Nah pada edisi kedua ini, penulis akan mengangkat
pasar-pasar legendaris di Surabaya, dengan harapan warga kota
Surabaya khususnya maupun masyarakat Indonesia mengetahui sepak terjang pasar
di Surabaya dalam menggerakkan denyut nadi perekonomian. Berikut ini profil
pasar legendaris selengkapnya.
PASAR BONG
Ketika mendengar nama “Pasar Bong“, pasti
bayangan kita adalah pasar yang terletak di kawasan perkampungan masyarakat
Tionghoa. Bayangan tersebut tidaklah keliru. Karena lokasi Pasar Bong berada di
Jl. Slompretan (Chinese Bree Straat) dekat dengan Jl. Kembang Jepun yang memang
masuk kawasan perdagangan dari dahulu sampai sekarang. Di samping itu, juga
dekat dengan kawasan Ampel, tempat penyebaran agama Islam pertama kali oleh
Raden Rahmatullah yang lebih dikenal dengan sebutan Sunan Ampel.

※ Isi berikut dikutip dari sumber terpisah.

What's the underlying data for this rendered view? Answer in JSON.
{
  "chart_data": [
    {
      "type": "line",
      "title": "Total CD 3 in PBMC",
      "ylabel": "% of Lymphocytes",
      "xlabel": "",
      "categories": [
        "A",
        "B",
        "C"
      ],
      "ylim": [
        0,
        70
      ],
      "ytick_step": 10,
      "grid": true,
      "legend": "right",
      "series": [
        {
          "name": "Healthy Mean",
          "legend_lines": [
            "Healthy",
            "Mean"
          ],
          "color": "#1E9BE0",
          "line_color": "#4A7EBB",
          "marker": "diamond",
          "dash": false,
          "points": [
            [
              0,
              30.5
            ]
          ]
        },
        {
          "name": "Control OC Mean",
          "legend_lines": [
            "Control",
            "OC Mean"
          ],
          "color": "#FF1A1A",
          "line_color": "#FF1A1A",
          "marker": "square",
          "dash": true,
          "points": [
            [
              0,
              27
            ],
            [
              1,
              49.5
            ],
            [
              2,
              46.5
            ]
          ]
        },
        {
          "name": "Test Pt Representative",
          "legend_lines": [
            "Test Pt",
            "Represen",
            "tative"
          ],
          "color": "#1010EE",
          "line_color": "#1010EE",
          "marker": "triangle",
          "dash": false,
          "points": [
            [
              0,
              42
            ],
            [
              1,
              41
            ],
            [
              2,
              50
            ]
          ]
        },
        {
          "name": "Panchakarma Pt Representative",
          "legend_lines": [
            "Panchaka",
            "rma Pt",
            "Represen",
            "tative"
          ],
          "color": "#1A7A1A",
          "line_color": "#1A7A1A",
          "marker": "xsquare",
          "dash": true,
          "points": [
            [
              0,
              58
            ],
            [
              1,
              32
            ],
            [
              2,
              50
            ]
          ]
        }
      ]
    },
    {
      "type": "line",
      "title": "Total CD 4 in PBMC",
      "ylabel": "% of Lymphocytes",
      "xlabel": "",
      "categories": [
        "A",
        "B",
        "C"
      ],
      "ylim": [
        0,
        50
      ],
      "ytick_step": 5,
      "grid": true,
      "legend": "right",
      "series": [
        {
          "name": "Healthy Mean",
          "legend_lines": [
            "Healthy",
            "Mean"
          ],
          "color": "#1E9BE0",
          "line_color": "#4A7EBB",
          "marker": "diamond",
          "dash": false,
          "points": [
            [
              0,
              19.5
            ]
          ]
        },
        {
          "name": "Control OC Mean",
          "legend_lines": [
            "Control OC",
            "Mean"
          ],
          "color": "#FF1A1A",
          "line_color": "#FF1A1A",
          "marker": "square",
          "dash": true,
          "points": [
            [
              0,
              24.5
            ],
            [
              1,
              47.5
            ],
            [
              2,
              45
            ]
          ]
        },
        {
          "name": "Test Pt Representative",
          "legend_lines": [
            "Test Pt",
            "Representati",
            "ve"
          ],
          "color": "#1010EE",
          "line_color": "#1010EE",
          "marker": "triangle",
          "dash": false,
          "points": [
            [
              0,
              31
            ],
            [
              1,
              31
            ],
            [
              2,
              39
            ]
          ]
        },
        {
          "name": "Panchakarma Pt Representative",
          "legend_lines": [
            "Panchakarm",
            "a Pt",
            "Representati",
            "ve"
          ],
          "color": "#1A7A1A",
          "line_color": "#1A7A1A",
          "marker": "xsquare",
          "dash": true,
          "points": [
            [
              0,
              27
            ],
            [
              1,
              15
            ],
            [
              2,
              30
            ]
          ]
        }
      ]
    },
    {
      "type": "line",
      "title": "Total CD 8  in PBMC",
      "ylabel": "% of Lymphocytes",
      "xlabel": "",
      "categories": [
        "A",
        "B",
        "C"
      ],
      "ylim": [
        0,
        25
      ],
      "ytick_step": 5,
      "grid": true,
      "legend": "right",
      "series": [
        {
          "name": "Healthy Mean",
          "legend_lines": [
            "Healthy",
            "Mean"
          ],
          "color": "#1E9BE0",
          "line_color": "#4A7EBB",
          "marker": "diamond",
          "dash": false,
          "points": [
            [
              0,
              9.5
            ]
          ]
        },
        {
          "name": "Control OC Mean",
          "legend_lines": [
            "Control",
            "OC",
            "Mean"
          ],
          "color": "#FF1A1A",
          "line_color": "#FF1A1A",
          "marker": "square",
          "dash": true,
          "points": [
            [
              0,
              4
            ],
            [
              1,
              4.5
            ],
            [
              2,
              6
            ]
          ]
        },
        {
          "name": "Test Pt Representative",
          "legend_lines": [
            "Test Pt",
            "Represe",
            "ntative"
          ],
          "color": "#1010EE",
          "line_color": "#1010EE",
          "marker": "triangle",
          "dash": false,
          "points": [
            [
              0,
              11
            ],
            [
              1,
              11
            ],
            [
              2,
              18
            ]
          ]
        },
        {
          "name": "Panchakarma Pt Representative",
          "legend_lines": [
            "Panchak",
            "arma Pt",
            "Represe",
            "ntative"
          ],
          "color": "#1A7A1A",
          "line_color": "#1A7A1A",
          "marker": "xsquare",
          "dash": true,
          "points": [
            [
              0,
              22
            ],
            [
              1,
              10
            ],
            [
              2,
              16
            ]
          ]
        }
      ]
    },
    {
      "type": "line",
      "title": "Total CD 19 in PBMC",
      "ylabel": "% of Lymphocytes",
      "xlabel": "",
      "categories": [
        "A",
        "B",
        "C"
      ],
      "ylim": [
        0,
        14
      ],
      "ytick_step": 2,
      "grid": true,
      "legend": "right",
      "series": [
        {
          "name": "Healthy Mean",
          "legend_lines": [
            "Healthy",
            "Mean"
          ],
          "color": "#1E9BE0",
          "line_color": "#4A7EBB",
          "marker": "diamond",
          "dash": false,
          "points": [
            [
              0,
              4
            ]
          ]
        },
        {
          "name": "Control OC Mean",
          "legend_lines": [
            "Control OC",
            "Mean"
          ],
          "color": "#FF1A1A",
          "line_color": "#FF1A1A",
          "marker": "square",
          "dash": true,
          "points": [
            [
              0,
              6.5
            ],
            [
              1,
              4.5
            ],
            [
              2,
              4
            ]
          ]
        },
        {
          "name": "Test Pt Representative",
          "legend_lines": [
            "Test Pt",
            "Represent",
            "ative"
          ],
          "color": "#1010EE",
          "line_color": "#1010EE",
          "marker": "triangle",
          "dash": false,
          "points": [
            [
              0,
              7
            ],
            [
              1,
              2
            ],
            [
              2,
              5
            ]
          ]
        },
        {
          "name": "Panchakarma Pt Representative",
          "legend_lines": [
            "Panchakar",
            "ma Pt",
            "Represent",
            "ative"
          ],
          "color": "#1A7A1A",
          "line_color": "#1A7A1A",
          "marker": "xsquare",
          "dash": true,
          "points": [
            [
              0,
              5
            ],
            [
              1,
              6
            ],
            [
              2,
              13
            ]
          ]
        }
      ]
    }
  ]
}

Pada kesempatan ini penulis menampilkan Pasar
Bong tempo dulu dari dokumen pribadi berupa kliping harian Radar Surabaya edisi
Senin 3 September 2001. Dahulu kala Pasar Bong yang berada di “Chinese Bree
Straat” (Jl. Slompretan) sebelum perang dunia kedua dikenal sebagai pusat
penjualan segala macam burung dan aneka jenis binatang peliharaan rumah
(huisdieren).
Bahkan seiring dengan
perkembangan zaman di kawasan ini dikenal dengan pusat penjualan tekstil dan
bahan kain. Di kawasan Pasar Bong inilah banyak ruko dengan tiang benderanya
milik warga Tionghoa dan tempat lalu lalang orang di sepanjang “Chinese Bree
Straat”. Dan juga dijumpai di ujung jalan berupa menara seperti antena radio,
adalah tiang listrik milik “Algemene Nederlansche Indische Electriciteit Mij”
(ANIEM/PLN Belanda).
Sampai saat ini Pasar
Bong merupakan salah satu ikon pasar di Surabaya. Apabila kita hendak mencari
kebutuhan aneka macam tekstil, bahan kain, termasuk oleh-oleh haji (sajadah,
tasbih, kurma, mukena, sarung dll), dengan mudah kita dapatkan di sini.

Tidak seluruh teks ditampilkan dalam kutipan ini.